Cette page a été validée par deux contributeurs.

dames, et je me retirai sous ma tente. Là, j’oubliai en un instant rossignol, danger, rançon, piqûres ; je fermai les yeux à double tour, et je dormis.

Une fusillade épouvantable m’éveilla en sursaut. Je me levai si brusquement, que je donnai de la tête contre un des piquets de ma tente. Au même instant, j’entendis deux voix de femmes qui criaient : « Nous sommes sauvées ! Les gendarmes ! » Je vis deux ou trois fantômes courir confusément à travers la nuit. Dans ma joie, dans mon trouble, j’embrassai la première ombre qui passa à ma portée : c’était le Corfiote.

« Halte-là ! cria-t-il ; où courez-vous, s’il vous plaît ?

— Chien de voleur, répondis-je en essuyant ma bouche, je vais voir si les gendarmes auront bientôt fini de fusiller tes camarades. »

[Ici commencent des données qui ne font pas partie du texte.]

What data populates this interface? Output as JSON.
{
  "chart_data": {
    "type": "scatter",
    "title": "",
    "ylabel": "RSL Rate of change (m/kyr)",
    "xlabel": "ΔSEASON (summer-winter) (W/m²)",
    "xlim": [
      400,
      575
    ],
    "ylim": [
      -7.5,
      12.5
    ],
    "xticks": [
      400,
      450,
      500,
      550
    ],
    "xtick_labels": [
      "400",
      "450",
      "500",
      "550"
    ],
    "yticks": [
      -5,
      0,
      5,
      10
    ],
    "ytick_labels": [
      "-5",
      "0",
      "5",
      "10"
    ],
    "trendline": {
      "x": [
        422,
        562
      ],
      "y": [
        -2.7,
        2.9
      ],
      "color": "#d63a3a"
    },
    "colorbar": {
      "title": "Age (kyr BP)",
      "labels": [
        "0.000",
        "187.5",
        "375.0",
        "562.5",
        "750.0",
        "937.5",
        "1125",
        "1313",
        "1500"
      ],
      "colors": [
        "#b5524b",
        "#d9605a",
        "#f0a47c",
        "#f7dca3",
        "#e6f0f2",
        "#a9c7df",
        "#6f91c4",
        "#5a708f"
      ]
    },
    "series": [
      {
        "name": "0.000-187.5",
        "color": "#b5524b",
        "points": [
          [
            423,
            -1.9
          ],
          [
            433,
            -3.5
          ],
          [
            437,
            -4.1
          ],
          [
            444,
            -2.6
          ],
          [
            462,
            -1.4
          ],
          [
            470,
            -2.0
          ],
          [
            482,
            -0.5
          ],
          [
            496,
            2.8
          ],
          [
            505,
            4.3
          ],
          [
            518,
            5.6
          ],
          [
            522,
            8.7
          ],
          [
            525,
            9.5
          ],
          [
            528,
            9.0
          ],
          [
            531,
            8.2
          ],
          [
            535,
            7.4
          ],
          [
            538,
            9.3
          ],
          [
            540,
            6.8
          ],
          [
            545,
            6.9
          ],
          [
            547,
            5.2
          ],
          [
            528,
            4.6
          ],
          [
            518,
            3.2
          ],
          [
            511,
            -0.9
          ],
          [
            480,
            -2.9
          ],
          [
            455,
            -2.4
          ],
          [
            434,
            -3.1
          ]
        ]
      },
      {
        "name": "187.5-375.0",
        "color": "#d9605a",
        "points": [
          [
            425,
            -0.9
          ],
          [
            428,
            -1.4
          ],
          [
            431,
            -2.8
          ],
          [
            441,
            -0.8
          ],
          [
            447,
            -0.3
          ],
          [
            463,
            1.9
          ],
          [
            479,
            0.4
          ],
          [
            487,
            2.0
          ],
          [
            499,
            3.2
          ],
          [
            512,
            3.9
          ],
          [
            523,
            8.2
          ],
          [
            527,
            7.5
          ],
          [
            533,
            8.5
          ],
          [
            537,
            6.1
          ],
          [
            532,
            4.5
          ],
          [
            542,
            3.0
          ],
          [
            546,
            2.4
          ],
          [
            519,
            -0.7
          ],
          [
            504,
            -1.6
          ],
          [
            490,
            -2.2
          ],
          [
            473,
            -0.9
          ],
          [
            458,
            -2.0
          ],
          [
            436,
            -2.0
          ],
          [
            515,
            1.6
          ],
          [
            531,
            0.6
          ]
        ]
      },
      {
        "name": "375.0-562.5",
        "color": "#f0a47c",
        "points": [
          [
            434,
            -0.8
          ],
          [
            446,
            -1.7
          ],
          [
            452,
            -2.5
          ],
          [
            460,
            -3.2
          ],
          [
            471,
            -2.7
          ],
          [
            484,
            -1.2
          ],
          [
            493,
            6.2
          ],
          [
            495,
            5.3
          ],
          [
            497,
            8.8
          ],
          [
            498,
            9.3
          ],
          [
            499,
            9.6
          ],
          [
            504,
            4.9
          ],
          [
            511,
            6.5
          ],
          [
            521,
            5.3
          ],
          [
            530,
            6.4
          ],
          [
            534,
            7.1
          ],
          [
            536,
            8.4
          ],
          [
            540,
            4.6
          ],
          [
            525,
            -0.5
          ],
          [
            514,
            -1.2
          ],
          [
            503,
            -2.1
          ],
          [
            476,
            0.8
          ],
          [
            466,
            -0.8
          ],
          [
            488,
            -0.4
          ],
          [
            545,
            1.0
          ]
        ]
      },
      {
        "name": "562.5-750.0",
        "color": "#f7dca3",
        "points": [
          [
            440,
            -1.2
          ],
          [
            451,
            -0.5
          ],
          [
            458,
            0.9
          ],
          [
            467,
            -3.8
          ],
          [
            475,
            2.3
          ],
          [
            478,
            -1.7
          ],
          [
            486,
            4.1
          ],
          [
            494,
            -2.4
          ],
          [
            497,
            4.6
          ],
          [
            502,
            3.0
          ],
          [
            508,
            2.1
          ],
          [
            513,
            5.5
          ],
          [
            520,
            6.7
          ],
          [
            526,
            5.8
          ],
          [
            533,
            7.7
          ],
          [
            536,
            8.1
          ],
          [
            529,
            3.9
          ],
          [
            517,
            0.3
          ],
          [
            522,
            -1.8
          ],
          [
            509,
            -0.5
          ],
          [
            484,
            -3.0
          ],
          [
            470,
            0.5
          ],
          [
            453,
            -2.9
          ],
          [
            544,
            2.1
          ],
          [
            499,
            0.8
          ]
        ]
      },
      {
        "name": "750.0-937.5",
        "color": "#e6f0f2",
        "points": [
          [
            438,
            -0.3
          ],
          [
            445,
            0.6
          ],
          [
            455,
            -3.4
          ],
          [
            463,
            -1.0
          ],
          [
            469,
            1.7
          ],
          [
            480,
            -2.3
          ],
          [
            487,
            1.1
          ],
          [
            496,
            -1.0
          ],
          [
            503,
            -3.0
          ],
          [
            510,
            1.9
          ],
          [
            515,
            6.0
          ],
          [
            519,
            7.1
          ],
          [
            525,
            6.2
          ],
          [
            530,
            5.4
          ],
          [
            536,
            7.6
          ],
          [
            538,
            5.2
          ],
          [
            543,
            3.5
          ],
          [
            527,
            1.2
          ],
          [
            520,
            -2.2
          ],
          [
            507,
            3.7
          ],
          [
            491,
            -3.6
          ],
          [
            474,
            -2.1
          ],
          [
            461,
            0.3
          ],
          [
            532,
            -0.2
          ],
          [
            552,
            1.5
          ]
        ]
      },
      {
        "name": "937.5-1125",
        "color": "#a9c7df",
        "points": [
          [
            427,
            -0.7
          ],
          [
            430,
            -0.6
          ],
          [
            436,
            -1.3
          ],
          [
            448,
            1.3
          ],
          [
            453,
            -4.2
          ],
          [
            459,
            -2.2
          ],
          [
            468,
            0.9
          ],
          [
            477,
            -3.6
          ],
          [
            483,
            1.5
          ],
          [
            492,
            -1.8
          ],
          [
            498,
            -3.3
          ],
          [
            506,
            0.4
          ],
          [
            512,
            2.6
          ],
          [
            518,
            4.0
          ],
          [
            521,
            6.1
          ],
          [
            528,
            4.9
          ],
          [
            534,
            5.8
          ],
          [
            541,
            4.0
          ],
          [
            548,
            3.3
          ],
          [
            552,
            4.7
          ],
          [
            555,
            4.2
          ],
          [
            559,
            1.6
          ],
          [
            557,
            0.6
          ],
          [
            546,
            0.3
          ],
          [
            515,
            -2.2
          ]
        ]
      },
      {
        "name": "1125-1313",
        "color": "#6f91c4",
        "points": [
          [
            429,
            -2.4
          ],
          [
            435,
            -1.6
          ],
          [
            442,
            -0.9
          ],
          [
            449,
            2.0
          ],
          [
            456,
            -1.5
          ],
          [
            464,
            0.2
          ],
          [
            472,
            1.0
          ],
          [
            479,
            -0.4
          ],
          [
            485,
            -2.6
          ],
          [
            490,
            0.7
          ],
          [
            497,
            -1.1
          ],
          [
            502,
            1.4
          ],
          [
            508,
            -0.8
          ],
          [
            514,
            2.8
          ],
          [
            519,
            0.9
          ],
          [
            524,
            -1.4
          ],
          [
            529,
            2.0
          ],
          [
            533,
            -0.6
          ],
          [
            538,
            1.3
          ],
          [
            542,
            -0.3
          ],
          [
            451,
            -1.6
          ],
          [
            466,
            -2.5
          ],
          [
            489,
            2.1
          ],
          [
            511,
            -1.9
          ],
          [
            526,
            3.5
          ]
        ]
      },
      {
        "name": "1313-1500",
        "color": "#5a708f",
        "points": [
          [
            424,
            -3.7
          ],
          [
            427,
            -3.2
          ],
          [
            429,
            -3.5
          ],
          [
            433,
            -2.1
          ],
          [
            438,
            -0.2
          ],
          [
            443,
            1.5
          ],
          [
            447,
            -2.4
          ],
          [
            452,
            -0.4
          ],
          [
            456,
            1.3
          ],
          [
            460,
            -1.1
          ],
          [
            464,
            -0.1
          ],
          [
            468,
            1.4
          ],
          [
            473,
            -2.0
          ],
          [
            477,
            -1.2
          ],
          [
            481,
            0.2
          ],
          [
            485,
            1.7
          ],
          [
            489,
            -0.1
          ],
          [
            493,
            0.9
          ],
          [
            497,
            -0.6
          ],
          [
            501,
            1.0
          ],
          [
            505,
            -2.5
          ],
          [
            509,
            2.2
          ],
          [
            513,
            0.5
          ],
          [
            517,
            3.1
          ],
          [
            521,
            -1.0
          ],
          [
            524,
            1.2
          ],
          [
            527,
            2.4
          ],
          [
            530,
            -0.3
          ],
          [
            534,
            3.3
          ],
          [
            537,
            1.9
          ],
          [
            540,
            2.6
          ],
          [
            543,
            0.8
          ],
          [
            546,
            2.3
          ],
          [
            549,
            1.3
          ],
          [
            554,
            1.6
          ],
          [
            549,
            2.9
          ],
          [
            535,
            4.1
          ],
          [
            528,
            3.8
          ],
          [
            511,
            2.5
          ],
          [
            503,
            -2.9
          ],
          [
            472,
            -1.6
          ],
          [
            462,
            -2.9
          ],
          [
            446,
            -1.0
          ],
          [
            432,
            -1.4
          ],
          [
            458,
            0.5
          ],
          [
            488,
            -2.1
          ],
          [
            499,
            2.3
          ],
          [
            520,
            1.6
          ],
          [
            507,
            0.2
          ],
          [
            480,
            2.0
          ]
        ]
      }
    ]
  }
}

Mme Simons et sa fille, guidées par ma voix, arrivèrent auprès de nous. Le Corfiote nous dit :

« Les gendarmes ne voyagent pas aujourd’hui. C’est l’Ascension et le Ier mai : double fête. Le bruit que vous avez entendu est le signal des réjouissances. Il est minuit passé ; jusqu’à demain à pareille heure, nos compagnons vont boire du vin, manger de la viande, danser la romaïque et brûler de la poudre. Si vous vouliez voir ce beau spectacle, vous me feriez plaisir. Je vous garderais plus agréablement autour du rôti qu’au bord de la fontaine.

— Vous mentez ! dit Mme Simons. C’est les gendarmes !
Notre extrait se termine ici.